The strategy emphasises originating and acquiring senior secured debt issued by companies, mostly in North America but also selectively in Europe and elsewhere globally.
Target borrowers needing a liquidity solution or addressing more complex issues can be either private or public, sponsored or unsponsored. They operate in diverse industries, including consumer, financials, healthcare, industrials, leisure and entertainment, real estate and telecom.
Along with corporate lending, there is room to invest opportunistically, including in asset-based borrowers, such as commercial real estate owners and specialty finance firms, and in niche markets, such as litigation finance. Senior debt positions are secured primarily, but not exclusively, by a first or second lien.

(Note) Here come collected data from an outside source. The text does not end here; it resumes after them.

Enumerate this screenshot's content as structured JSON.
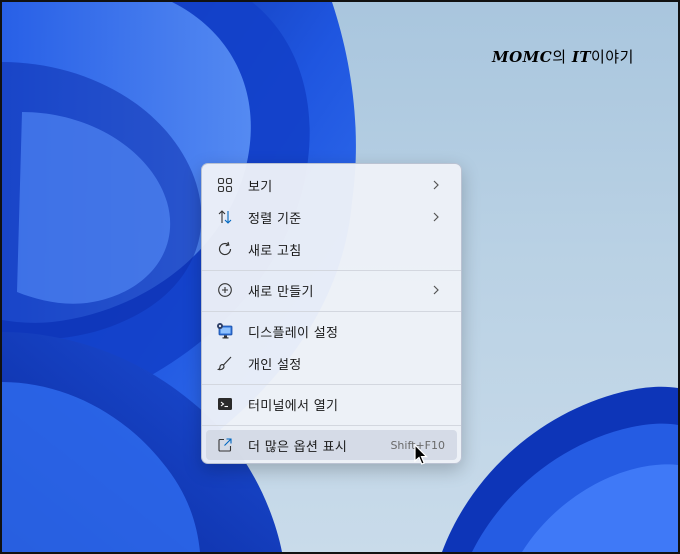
{
  "watermark": {
    "brand": "MOMC",
    "particle": "의",
    "it": "IT",
    "rest": "이야기"
  },
  "context_menu": {
    "items": [
      {
        "label": "보기",
        "icon": "grid-view-icon",
        "has_submenu": true
      },
      {
        "label": "정렬 기준",
        "icon": "sort-arrows-icon",
        "has_submenu": true
      },
      {
        "label": "새로 고침",
        "icon": "refresh-icon",
        "has_submenu": false
      },
      {
        "label": "새로 만들기",
        "icon": "add-circle-icon",
        "has_submenu": true
      },
      {
        "label": "디스플레이 설정",
        "icon": "display-settings-icon",
        "has_submenu": false
      },
      {
        "label": "개인 설정",
        "icon": "brush-icon",
        "has_submenu": false
      },
      {
        "label": "터미널에서 열기",
        "icon": "terminal-icon",
        "has_submenu": false
      },
      {
        "label": "더 많은 옵션 표시",
        "icon": "open-external-icon",
        "shortcut": "Shift+F10"
      }
    ]
  },
  "colors": {
    "accent": "#0067c0",
    "wallpaper_blue": "#1a4fd6",
    "menu_bg": "#eef1f8"
  }
}
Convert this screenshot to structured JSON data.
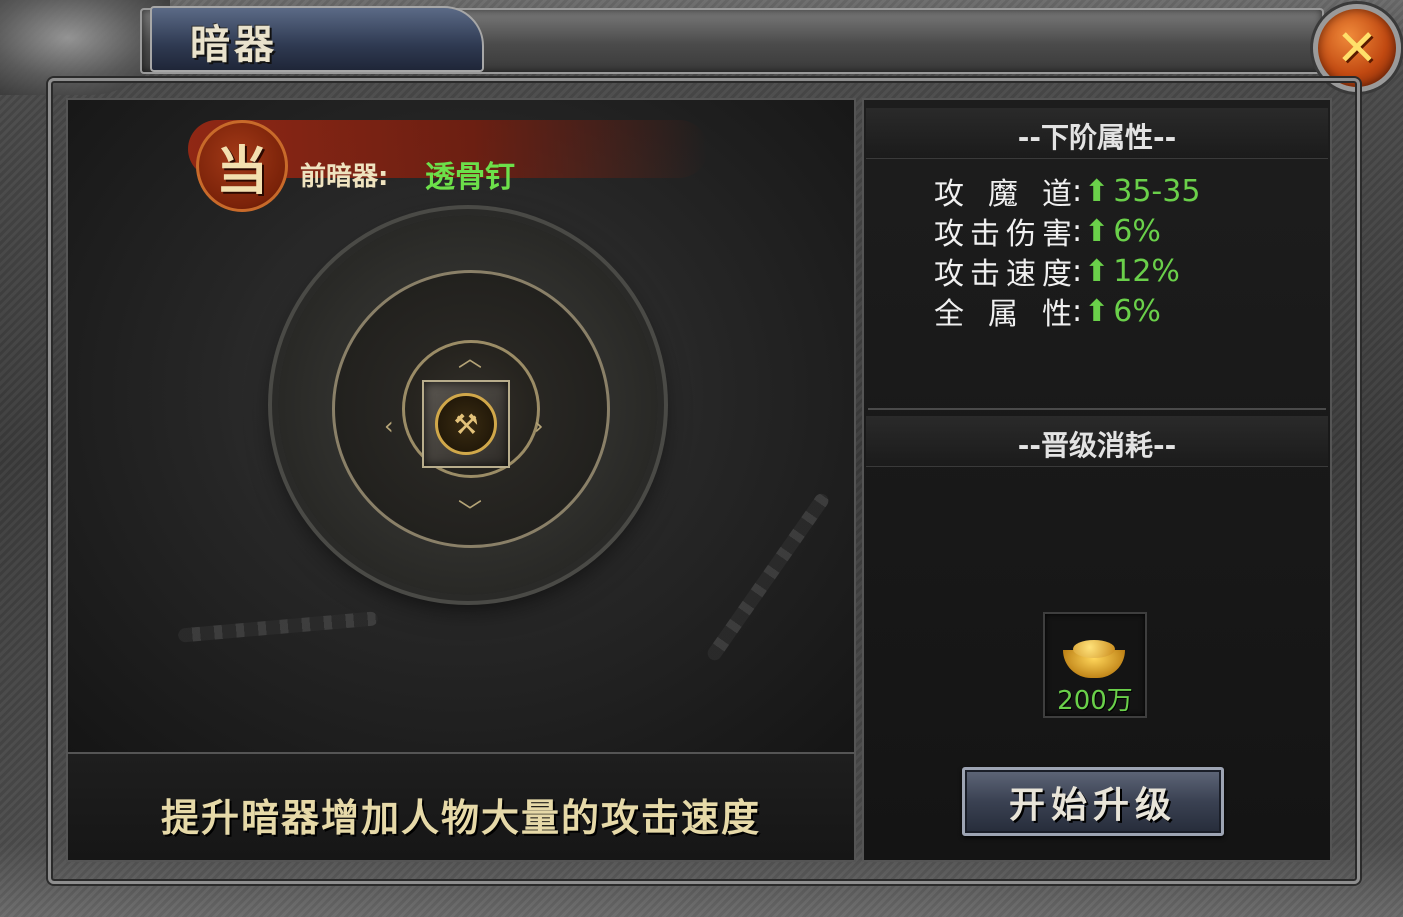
{
  "window": {
    "title": "暗器",
    "close_glyph": "✕"
  },
  "current": {
    "seal_char": "当",
    "label": "前暗器:",
    "value": "透骨钉"
  },
  "description": "提升暗器增加人物大量的攻击速度",
  "next_attributes": {
    "heading": "--下阶属性--",
    "rows": [
      {
        "label": "攻魔道",
        "value": "35-35",
        "trend": "up-arrow-icon"
      },
      {
        "label": "攻击伤害",
        "value": "6%",
        "trend": "up-arrow-icon"
      },
      {
        "label": "攻击速度",
        "value": "12%",
        "trend": "up-arrow-icon"
      },
      {
        "label": "全属性",
        "value": "6%",
        "trend": "up-arrow-icon"
      }
    ],
    "colon": ":",
    "arrow_glyph": "⬆"
  },
  "upgrade_cost": {
    "heading": "--晋级消耗--",
    "item_icon": "gold-ingot-icon",
    "amount": "200万"
  },
  "upgrade_button": {
    "label": "开始升级"
  },
  "colors": {
    "value_green": "#6ad04a",
    "title_cream": "#e9e2cc",
    "close_orange": "#c24a12"
  }
}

Fund III will maintain this approach, building a portfolio of 50 to 80 investments and targeting a gross IRR of 12 percent to 15 percent.
The offering’s two predecessors are mostly unrealised with their full return potential still developing, according to the CRPTF report. As of December, Fortress Lending Fund II was earning a 10.3 percent gross IRR and a 9.3 percent net IRR, while Fund I was earning a 12.3 percent gross IRR and an 11.2 percent net IRR.
The direct lending strategy is part of Fortress Credit, which accounts for the lion’s share of the New York firm’s assets. It was set up in 2002 when co-CEO Peter Briger joined after a 15-year career at Goldman Sachs. Fund III will be led by co-CIOs Drew McKnight, Joshua Pack, Dominick Ruggerio and Aaron Blanchette.
The Sixth Street and Fortress vehicles are likely to apply upward pressure to private debt fund sizes. In the first quarter, the average size hit its highest level yet at more than $1.5 billion globally, sister title Private Debt Investor reported.
Fortress did not respond to a request for comment on this story.